Wejście przez lubinianina na wyższy poziom w obu tenisowych specjalnościach zbiegło się w czasie i nie należy twierdzić, że przyzwoite wyniki deblowe nie stały się asumptem do osiągnięć singlowych. Dziś Kubot jest najlepszym singlistą i drugim najmłodszym zawodnikiem w deblowej czołówce.
Poniedziałek, 16 listopada. To historyczny dzień dla polskiego tenisa. 23 lata temu coraz bardziej skupiający się na grze podwójnej Wojciech Fibak po raz ostatni był notowany w czołowej setce rankingu ATP. Przez ponad dwie dekady nie udawało się przywrócić polskiej flagi do tej umownej elity męskiego tenisa. O krok był Wojciech Kowalski (ATP 108), przed niemal trzema laty Kubot zajmował 118. pozycję.
Urodzony w Bolesławcu długowłosy blondyn z klubu na wrocławskich Krzykach spełnił dziecięce marzenie. - Jeden chciał być policjantem, inny strażakiem, a ja zawsze chciałem zostać tenisistą. Będę mógł się nim nazwać dopiero gdy znajdę się w Top100 - mówił jak zwykle stonowanym głosem człowieka mocno stąpającego po ziemi podczas tegorocznego challengera w Szczecinie.
Co oznacza debiut tenisisty w Top100? Patrząc na ostatnie 23 lata, zauważamy, że na znalezienie się w gronie stu najlepszych zawodników świata trzeba poważnie sobie zasłużyć. Ustanawiający w naszym białym sporcie precedensy (finał cyklu World Tour, awans do turnieju i wygrany mecz w serii Masters) Kubot zdecydowanie za długo obracał się w przedsionku światowej setki. Jej owoców zasmakuje już w styczniu, gdy dostanie szansę debiutu w Australian Open.
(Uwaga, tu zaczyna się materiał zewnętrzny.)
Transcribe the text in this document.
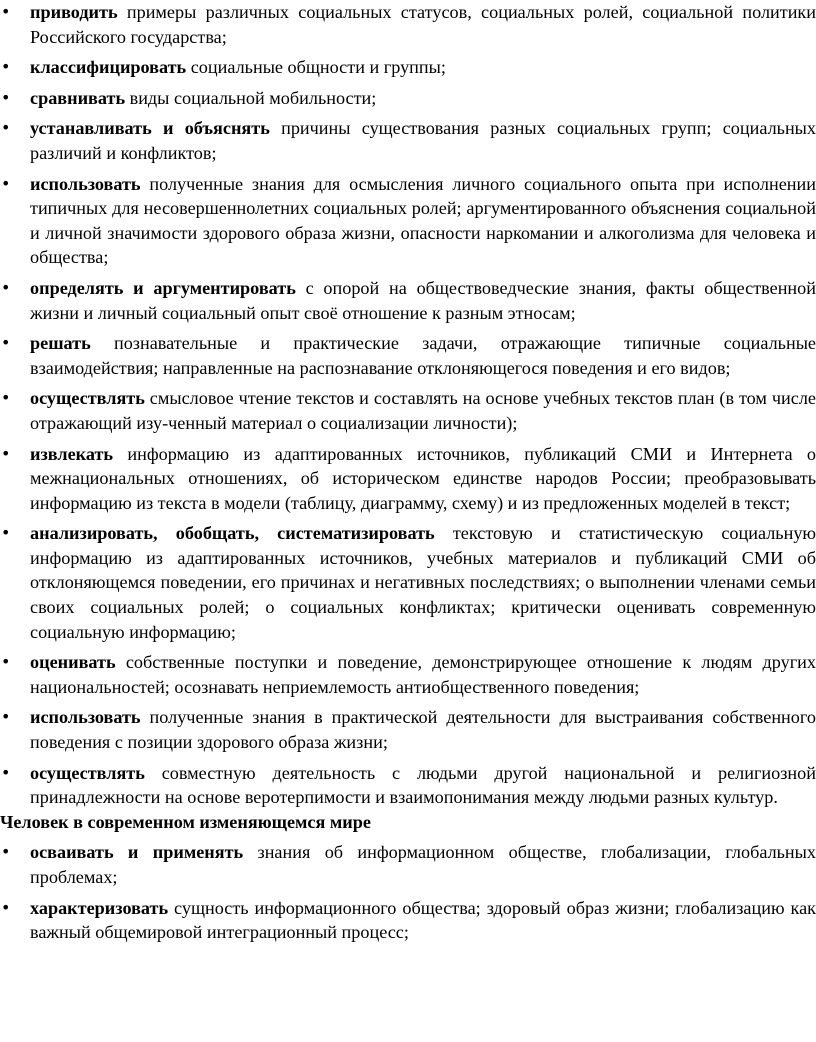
• приводить примеры различных социальных статусов, социальных ролей, социальной политики Российского государства;
• классифицировать социальные общности и группы;
• сравнивать виды социальной мобильности;
• устанавливать и объяснять причины существования разных социальных групп; социальных различий и конфликтов;
• использовать полученные знания для осмысления личного социального опыта при исполнении типичных для несовершеннолетних социальных ролей; аргументированного объяснения социальной и личной значимости здорового образа жизни, опасности наркомании и алкоголизма для человека и общества;
• определять и аргументировать с опорой на обществоведческие знания, факты общественной жизни и личный социальный опыт своё отношение к разным этносам;
• решать познавательные и практические задачи, отражающие типичные социальные взаимодействия; направленные на распознавание отклоняющегося поведения и его видов;
• осуществлять смысловое чтение текстов и составлять на основе учебных текстов план (в том числе отражающий изу-ченный материал о социализации личности);
• извлекать информацию из адаптированных источников, публикаций СМИ и Интернета о межнациональных отношениях, об историческом единстве народов России; преобразовывать информацию из текста в модели (таблицу, диаграмму, схему) и из предложенных моделей в текст;
• анализировать, обобщать, систематизировать текстовую и статистическую социальную информацию из адаптированных источников, учебных материалов и публикаций СМИ об отклоняющемся поведении, его причинах и негативных последствиях; о выполнении членами семьи своих социальных ролей; о социальных конфликтах; критически оценивать современную социальную информацию;
• оценивать собственные поступки и поведение, демонстрирующее отношение к людям других национальностей; осознавать неприемлемость антиобщественного поведения;
• использовать полученные знания в практической деятельности для выстраивания собственного поведения с позиции здорового образа жизни;
• осуществлять совместную деятельность с людьми другой национальной и религиозной принадлежности на основе веротерпимости и взаимопонимания между людьми разных культур.

Человек в современном изменяющемся мире

• осваивать и применять знания об информационном обществе, глобализации, глобальных проблемах;
• характеризовать сущность информационного общества; здоровый образ жизни; глобализацию как важный общемировой интеграционный процесс;
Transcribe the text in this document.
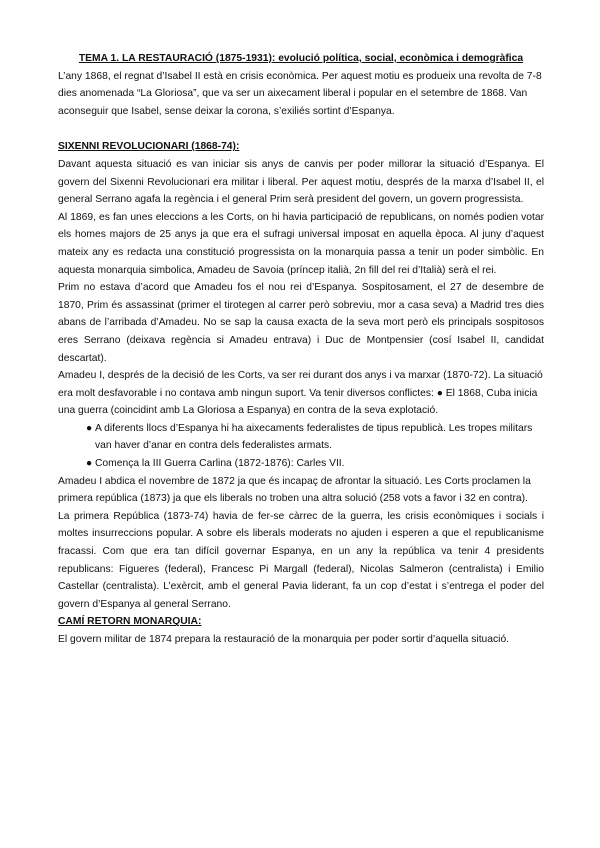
TEMA 1. LA RESTAURACIÓ (1875-1931): evolució política, social, econòmica i demogràfica

L’any 1868, el regnat d’Isabel II està en crisis econòmica. Per aquest motiu es produeix una revolta de 7-8 dies anomenada “La Gloriosa”, que va ser un aixecament liberal i popular en el setembre de 1868. Van aconseguir que Isabel, sense deixar la corona, s’exiliés sortint d’Espanya.

SIXENNI REVOLUCIONARI (1868-74):

Davant aquesta situació es van iniciar sis anys de canvis per poder millorar la situació d’Espanya. El govern del Sixenni Revolucionari era militar i liberal. Per aquest motiu, després de la marxa d’Isabel II, el general Serrano agafa la regència i el general Prim serà president del govern, un govern progressista.

Al 1869, es fan unes eleccions a les Corts, on hi havia participació de republicans, on només podien votar els homes majors de 25 anys ja que era el sufragi universal imposat en aquella època. Al juny d’aquest mateix any es redacta una constitució progressista on la monarquia passa a tenir un poder simbòlic. En aquesta monarquia simbolica, Amadeu de Savoia (príncep italià, 2n fill del rei d’Italià) serà el rei.

Prim no estava d’acord que Amadeu fos el nou rei d’Espanya. Sospitosament, el 27 de desembre de 1870, Prim és assassinat (primer el tirotegen al carrer però sobreviu, mor a casa seva) a Madrid tres dies abans de l’arribada d’Amadeu. No se sap la causa exacta de la seva mort però els principals sospitosos eres Serrano (deixava regència si Amadeu entrava) i Duc de Montpensier (cosí Isabel II, candidat descartat).

Amadeu I, després de la decisió de les Corts, va ser rei durant dos anys i va marxar (1870-72). La situació era molt desfavorable i no contava amb ningun suport. Va tenir diversos conflictes: ● El 1868, Cuba inicia una guerra (coincidint amb La Gloriosa a Espanya) en contra de la seva explotació.

● A diferents llocs d’Espanya hi ha aixecaments federalistes de tipus republicà. Les tropes militars van haver d’anar en contra dels federalistes armats.
● Comença la III Guerra Carlina (1872-1876): Carles VII.

Amadeu I abdica el novembre de 1872 ja que és incapaç de afrontar la situació. Les Corts proclamen la primera república (1873) ja que els liberals no troben una altra solució (258 vots a favor i 32 en contra).

La primera República (1873-74) havia de fer-se càrrec de la guerra, les crisis econòmiques i socials i moltes insurreccions popular. A sobre els liberals moderats no ajuden i esperen a que el republicanisme fracassi. Com que era tan difícil governar Espanya, en un any la república va tenir 4 presidents republicans: Figueres (federal), Francesc Pi Margall (federal), Nicolas Salmeron (centralista) i Emilio Castellar (centralista). L’exèrcit, amb el general Pavia liderant, fa un cop d’estat i s’entrega el poder del govern d’Espanya al general Serrano.

CAMÍ RETORN MONARQUIA:

El govern militar de 1874 prepara la restauració de la monarquia per poder sortir d’aquella situació.
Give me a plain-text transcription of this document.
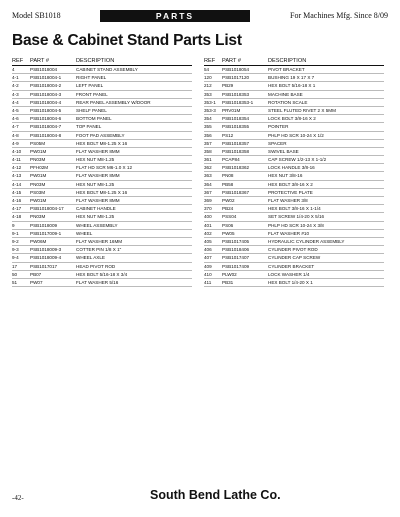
Model SB1018	PARTS	For Machines Mfg. Since 8/09
Base & Cabinet Stand Parts List
REF	PART #	DESCRIPTION
4	PSB1018004	CABINET STAND ASSEMBLY
4-1	PSB1018004-1	RIGHT PANEL
4-2	PSB1018004-2	LEFT PANEL
4-3	PSB1018004-3	FRONT PANEL
4-4	PSB1018004-4	REAR PANEL ASSEMBLY W/DOOR
4-5	PSB1018004-5	SHELF PANEL
4-6	PSB1018004-6	BOTTOM PANEL
4-7	PSB1018004-7	TOP PANEL
4-8	PSB1018004-8	FOOT PAD ASSEMBLY
4-9	PS05M	HEX BOLT M8-1.25 X 16
4-10	PW01M	FLAT WASHER 8MM
4-11	PN03M	HEX NUT M8-1.25
4-12	PFH02M	FLAT HD SCR M6-1.0 X 12
4-13	PW01M	FLAT WASHER 8MM
4-14	PN03M	HEX NUT M8-1.25
4-15	PS03M	HEX BOLT M8-1.25 X 16
4-16	PW01M	FLAT WASHER 8MM
4-17	PSB1018004-17	CABINET HANDLE
4-18	PN03M	HEX NUT M8-1.25
9	PSB1018009	WHEEL ASSEMBLY
9-1	PSB1017009-1	WHEEL
9-2	PW06M	FLAT WASHER 16MM
9-3	PSB1018009-3	COTTER PIN 1/8 X 1"
9-4	PSB1018009-4	WHEEL AXLE
17	PSB1017017	HEAD PIVOT ROD
50	PB07	HEX BOLT 5/16-18 X 3/4
51	PW07	FLAT WASHER 5/16
REF	PART #	DESCRIPTION
54	PSB1018054	PIVOT BRACKET
120	PSB1017120	BUSHING 19 X 17 X 7
212	PB29	HEX BOLT 5/16-18 X 1
353	PSB1018353	MACHINE BASE
353-1	PSB1018353-1	ROTATION SCALE
353-3	PRV01M	STEEL FLUTED RIVET 2 X 5MM
354	PSB1018354	LOCK BOLT 3/8-16 X 2
355	PSB1018355	POINTER
356	PS12	PHLP HD SCR 10-24 X 1/2
357	PSB1018357	SPACER
358	PSB1018358	SWIVEL BASE
361	PCAP84	CAP SCREW 1/2-13 X 1-1/2
362	PSB1018362	LOCK HANDLE 3/8-16
363	PN08	HEX NUT 3/8-16
364	PB58	HEX BOLT 3/8-16 X 2
367	PSB1018367	PROTECTIVE PLATE
369	PW02	FLAT WASHER 3/8
370	PB24	HEX BOLT 3/8-16 X 1-1/4
400	PSS04	SET SCREW 1/4-20 X 5/16
401	PS06	PHLP HD SCR 10-24 X 3/8
402	PW05	FLAT WASHER #10
405	PSB1017405	HYDRAULIC CYLINDER ASSEMBLY
406	PSB1018406	CYLINDER PIVOT ROD
407	PSB1017407	CYLINDER CAP SCREW
409	PSB1017409	CYLINDER BRACKET
410	PLW02	LOCK WASHER 1/4
411	PB31	HEX BOLT 1/4-20 X 1
-42-	South Bend Lathe Co.
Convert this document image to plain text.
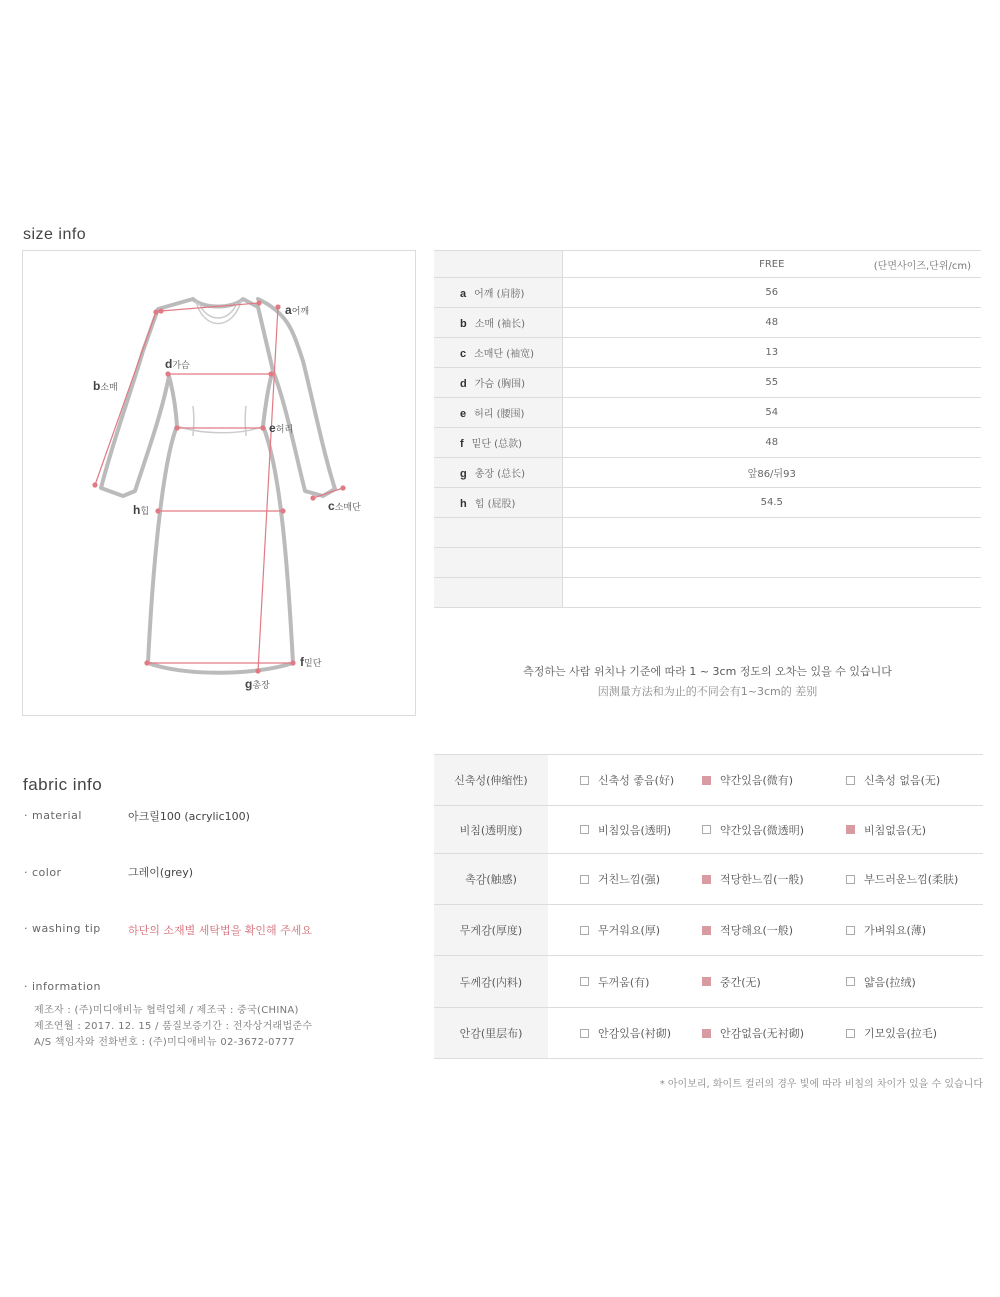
size info
a어깨
b소매
c소매단
d가슴
e허리
f밑단
g총장
h힙
	FREE (단면사이즈,단위/cm)

a 어깨 (肩膀)	56
b 소매 (袖长)	48
c 소매단 (袖宽)	13
d 가슴 (胸围)	55
e 허리 (腰围)	54
f 밑단 (总款)	48
g 총장 (总长)	앞86/뒤93
h 힙 (屁股)	54.5

측정하는 사람 위치나 기준에 따라 1 ~ 3cm 정도의 오차는 있을 수 있습니다
因测量方法和为止的不同会有1~3cm的 差别
fabric info
· material	아크릴100 (acrylic100)
· color	그레이(grey)
· washing tip 하단의 소재별 세탁법을 확인해 주세요
· information
제조자 : (주)미디애비뉴 협력업체 / 제조국 : 중국(CHINA)
제조연월 : 2017. 12. 15 / 품질보증기간 : 전자상거래법준수
A/S 책임자와 전화번호 : (주)미디애비뉴 02-3672-0777
신축성(伸缩性)	신축성 좋음(好)	약간있음(微有)	신축성 없음(无)

비침(透明度)	비침있음(透明)	약간있음(微透明)	비침없음(无)

촉감(触感)	거친느낌(强)	적당한느낌(一般)	부드러운느낌(柔肤)

무게감(厚度)	무거워요(厚)	적당해요(一般)	가벼워요(薄)

두께감(内料)	두꺼움(有)	중간(无)	얇음(拉绒)

안감(里层布)	안감있음(衬砌)	안감없음(无衬砌)	기모있음(拉毛)
* 아이보리, 화이트 컬러의 경우 빛에 따라 비침의 차이가 있을 수 있습니다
A przecież to od tego wielkoszlemowego turnieju wszystko się zaczęło! Wspólnie z Austriakiem Oliverem Marachem, z którym wcześniej w grze podwójnej wysilili się w Tourze jedynie na finał imprezy w Casablance, rozpoczęli w styczniu tego roku w Melbourne kampanię zakończoną teraz kwalifikacją na Masters. Ale to nie koniec! Polsko-austriacka unia deblowa ma jeszcze szansę na popis w hali O2 w Londynie.
Doczekaliśmy pięknych czasów w naszym tenisie, gdy w kończącym sezon w głównym cyklu turnieju z popularnie zachowaną nazwą Masters (oficjalnie finały ATP World Tour) najliczniej reprezentowaną nacją będzie polska. A ilu ludzi mają trenujący w bajecznych warunkach Hiszpanie, niesamowicie ponoć utalentowani Serbowie i nasi bracia z południa Czechowie? Po dwóch!
Szanujmy dokonania i doceniajmy postęp jaki czyni się w ostatnich latach, nie tylko w związku z kobietami. Nasi panowie wespół z Agnieszką Radwańska, która znów zagrała w mistrzostwach WTA, po latach marazmu (choć mieliśmy sukcesy juniorskie czy Kowalskiego w Roland Garros) wznawiają jakby pisanie historii tego sportu w nadwiślańskim kraju.
Kubot ma 27 lat. Razem z Marachem są obok Marcina Matkowskiego i Mariusza Fyrstenberga (wystąpią w Masters po raz trzeci) najmłodszą parą deblową czołówki. Świetnie, gdybyśmy mieli w związku z nimi zapewniony wysoki poziom tenisa na najbliższe lata. Warto równocześnie wyglądać ich następców.